Près de quinze ans déjà. Entre ce jour glacial de février 2001 où notre confrère pousse la porte de Marianne pour la première fois et ce jour caniculaire de juillet 2015 où nous découvrons avec lui que les menaces s’intensifient, l’homme n’a pas varié d’un pouce. Sa défense de la laïcité et son rejet du communau­tarisme vont de pair avec le combat contre l’extrême droite.

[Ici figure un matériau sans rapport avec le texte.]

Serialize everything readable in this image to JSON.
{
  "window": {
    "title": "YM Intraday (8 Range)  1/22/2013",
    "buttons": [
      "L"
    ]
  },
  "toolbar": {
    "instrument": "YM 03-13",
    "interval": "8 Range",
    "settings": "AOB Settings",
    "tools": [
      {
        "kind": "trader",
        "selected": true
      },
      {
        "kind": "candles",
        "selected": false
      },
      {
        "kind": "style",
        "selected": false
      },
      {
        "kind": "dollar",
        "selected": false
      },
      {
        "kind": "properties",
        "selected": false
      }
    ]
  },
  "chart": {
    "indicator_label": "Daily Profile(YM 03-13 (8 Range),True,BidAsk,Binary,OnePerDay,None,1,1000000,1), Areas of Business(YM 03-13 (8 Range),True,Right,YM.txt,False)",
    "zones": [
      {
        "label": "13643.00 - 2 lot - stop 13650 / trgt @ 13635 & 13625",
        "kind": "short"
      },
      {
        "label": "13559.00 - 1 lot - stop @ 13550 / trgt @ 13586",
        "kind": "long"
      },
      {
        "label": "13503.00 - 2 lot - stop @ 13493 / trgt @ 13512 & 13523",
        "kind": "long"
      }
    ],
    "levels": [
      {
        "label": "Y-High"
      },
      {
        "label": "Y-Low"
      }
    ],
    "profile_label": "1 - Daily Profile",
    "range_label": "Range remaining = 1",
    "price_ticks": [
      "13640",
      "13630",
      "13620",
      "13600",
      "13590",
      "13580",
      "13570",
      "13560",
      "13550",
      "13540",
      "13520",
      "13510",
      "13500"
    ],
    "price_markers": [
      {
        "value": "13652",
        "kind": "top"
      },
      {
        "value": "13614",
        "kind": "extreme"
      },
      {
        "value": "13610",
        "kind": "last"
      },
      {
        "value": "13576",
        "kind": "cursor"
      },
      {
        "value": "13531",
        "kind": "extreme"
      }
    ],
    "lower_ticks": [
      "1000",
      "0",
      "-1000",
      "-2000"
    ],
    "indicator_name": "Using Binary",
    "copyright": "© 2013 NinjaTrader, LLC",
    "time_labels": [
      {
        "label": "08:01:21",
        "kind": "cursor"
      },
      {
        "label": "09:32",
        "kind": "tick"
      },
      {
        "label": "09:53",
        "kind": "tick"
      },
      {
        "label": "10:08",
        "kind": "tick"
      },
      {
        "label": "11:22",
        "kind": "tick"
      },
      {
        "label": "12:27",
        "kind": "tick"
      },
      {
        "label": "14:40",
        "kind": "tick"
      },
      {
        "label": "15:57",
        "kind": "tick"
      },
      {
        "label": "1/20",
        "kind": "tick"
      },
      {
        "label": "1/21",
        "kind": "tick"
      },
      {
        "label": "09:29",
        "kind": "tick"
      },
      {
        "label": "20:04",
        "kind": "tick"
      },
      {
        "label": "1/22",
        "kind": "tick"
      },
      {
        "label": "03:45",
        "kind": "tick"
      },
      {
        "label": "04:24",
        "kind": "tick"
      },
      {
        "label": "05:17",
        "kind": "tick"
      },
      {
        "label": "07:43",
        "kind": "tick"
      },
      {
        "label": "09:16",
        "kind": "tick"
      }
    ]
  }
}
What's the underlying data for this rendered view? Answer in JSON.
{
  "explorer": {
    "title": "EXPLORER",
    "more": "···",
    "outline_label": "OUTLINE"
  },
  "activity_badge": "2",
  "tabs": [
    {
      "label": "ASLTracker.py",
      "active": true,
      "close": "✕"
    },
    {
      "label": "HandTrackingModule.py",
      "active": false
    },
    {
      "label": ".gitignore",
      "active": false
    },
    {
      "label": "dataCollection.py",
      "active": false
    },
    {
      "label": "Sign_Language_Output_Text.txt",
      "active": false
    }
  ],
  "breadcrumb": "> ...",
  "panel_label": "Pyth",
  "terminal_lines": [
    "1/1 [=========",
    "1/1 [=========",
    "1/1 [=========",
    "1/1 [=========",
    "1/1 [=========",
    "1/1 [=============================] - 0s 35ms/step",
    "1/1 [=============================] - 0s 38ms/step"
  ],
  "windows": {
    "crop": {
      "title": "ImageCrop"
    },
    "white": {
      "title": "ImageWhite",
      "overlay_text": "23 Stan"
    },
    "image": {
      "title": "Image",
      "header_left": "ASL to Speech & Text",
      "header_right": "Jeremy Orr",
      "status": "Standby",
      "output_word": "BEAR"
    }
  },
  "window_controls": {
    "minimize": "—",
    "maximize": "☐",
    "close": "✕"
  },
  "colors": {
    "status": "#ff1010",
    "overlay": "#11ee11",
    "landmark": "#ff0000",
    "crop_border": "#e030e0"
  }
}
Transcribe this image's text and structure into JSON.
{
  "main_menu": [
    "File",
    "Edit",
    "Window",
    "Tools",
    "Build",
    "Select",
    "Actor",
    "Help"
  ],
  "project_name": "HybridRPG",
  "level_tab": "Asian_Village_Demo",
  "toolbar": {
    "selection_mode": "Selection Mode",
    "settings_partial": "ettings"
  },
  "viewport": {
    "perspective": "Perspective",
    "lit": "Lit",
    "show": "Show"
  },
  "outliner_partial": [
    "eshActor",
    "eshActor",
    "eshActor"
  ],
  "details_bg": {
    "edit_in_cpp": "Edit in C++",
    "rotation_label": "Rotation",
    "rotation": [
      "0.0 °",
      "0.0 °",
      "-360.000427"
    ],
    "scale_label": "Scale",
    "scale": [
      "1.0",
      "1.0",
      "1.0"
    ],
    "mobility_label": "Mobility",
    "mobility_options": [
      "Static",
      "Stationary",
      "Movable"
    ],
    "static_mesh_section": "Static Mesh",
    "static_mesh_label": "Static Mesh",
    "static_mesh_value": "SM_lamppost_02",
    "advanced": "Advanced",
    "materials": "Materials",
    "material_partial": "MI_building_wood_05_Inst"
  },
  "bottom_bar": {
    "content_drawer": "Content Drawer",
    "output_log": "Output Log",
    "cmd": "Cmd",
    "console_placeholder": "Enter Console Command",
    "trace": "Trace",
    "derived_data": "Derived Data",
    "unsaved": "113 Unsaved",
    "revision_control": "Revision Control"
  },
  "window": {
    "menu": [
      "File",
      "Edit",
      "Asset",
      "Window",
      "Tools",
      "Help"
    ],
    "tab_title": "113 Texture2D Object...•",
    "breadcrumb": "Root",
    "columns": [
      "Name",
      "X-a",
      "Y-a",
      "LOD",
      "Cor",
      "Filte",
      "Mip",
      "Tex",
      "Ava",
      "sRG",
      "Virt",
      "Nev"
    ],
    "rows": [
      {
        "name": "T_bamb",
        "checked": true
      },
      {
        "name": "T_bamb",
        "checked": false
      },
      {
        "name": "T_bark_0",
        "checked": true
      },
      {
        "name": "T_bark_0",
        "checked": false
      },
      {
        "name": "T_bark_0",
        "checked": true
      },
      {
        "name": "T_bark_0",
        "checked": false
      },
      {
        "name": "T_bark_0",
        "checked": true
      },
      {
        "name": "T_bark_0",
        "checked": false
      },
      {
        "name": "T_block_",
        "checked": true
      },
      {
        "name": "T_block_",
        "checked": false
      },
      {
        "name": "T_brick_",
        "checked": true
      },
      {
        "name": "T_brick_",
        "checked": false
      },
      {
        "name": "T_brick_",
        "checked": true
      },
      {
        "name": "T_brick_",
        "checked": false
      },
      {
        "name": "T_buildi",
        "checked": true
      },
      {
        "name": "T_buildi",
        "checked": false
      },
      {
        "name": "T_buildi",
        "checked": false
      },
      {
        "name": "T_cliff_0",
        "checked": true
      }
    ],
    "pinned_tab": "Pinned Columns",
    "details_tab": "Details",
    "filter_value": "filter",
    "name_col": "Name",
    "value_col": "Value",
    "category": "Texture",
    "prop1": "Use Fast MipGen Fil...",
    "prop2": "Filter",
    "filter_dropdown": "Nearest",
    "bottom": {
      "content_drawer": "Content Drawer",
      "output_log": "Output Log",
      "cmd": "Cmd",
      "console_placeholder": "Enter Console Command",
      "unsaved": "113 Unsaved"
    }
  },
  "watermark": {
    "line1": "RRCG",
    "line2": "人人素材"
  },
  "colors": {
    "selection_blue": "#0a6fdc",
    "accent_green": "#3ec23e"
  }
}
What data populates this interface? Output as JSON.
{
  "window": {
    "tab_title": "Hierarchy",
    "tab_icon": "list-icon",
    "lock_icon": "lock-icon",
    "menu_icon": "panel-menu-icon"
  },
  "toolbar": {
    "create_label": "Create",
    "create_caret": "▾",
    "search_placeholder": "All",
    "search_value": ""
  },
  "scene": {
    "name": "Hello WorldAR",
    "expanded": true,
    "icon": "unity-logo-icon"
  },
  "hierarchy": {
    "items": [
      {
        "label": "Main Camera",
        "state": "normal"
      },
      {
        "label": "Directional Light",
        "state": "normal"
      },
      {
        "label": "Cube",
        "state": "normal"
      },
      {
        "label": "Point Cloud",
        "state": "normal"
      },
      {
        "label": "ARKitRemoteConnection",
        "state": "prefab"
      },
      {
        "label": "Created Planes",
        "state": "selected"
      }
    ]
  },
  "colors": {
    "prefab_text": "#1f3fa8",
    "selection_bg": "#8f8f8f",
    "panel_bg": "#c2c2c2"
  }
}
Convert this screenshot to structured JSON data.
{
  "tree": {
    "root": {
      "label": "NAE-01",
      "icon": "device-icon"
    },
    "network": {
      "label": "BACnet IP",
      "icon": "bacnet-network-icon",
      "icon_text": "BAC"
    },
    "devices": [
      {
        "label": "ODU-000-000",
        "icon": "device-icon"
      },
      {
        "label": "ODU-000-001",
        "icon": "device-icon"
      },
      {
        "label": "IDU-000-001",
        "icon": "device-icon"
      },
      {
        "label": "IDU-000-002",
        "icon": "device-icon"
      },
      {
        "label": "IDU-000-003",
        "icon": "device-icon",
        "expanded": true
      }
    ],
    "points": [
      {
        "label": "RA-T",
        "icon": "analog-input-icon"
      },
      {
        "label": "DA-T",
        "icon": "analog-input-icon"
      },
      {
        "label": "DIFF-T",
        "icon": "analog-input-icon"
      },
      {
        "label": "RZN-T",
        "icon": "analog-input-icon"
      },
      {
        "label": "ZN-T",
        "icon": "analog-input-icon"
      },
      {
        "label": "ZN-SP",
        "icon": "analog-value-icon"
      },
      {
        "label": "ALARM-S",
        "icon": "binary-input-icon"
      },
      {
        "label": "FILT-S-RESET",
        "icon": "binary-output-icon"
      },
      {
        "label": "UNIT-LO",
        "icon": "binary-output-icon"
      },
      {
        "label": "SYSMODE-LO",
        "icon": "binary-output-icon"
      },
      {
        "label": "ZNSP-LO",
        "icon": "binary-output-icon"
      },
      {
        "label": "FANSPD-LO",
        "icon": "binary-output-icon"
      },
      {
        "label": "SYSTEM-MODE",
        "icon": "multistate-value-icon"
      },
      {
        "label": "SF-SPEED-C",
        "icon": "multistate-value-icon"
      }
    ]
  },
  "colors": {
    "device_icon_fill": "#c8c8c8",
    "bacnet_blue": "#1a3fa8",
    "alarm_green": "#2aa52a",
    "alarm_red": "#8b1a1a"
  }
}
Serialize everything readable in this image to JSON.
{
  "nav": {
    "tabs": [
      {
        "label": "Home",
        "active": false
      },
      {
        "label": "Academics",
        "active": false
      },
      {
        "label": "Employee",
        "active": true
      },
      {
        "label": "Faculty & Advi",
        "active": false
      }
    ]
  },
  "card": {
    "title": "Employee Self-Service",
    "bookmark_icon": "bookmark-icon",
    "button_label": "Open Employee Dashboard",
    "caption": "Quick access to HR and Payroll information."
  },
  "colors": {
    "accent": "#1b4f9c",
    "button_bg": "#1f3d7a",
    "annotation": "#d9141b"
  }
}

Il dérange parce que nul ne peut !’assigner à résidence. Parce qu’il est en même temps musulman et pour­fend ceux qu’il appelle « [ses].frères assassins » (Mes « frères » assassins, Le Cherche-Midi, 2003). Parce qu’il combat l’islamisme politique autant que le Front national. Dominique Sopo, président de SOS Racisme, rappelle ce parcours dans une tri­bune du HuffingtonPost : « Il a pour­suivi jean-Marie Le Pen en justice aux côtés de SOS Racisme lorsque l’ex-président du Front national avait stigmatisé les Algériens et les musulmans dans une affiche élec­torale. Il a été l’un des premiers à dénoncer le site Riposte laïque pour ses provocations à la haine envers les musulmans. Il a également consa­cré un ouvrage entier aux positions xénophobes d’Eric Zemmour… » Résultat : Sifaoui devient la cible des officines qui veulent réduire la France à un affrontement entre l’extrême droite et l’islam.

Der­nier avatar du genre :le Collectif contre l’islamophobie en France (Ccif). Marianne souligne depuis longtemps ce qu’il faut penser de ce concept, cache-sexe de toutes les interdictions de penser librement. « Un terme inventé en 1979 par les mollahs de Téhéran pour dénoncer les Iraniennes qui refusaient le port du voile prôné par la République islamique », écrivions-nous avec Eric Conan en mai 2011. Ce col­lectif n’hésite pas, le jour même où est annoncée la décapitation par Yassin Salhi de son employeur Hervé Cornara, à publier un com­muniqué ultra dangereux. « Le vrai danger, assène le Ccif, ne réside pas dans les vaines tentatives de groupes armés de déstabiliser la République. Ses principes sont assez ancrés dans l’esprit des Français et l’histoire de notre pays l’a maintes fois montré. Le vrai danger réside du côté de ceux qui utilisent ces événements pour déverser leur haine contre une partie de la population qui est, de fait, celle qui paie le plus lourd tribut face au terrorisme. » Autrement dit, la terreur et la barbarie, ce n’est pas sérieux. La tête décapitée d’Hervé Cornara, les huit personnes assas­sinées de Charlie Hebdo, les poli­ciers abattus, les quatre victimes de l’Hyper Cacher, les enfants juifs et les militaires tués à bout portant par Merah, seraient des « détails », pour reprendre la sinistre expression lepéniste. Les vrais coupables ? Non pas les bourreaux, mais ceux qui osent évoquer leurs victimes, défendre leur mémoire et se battre contre une idéologie meurtrière. Parmi eux, Mohamed Sifaoui est désigné, encore et toujours. Sa photo est mise en ligne sur le site du Ccif. Ce qui déclenche, en ces jours de fièvre, une nouvelle surenchère de la haine.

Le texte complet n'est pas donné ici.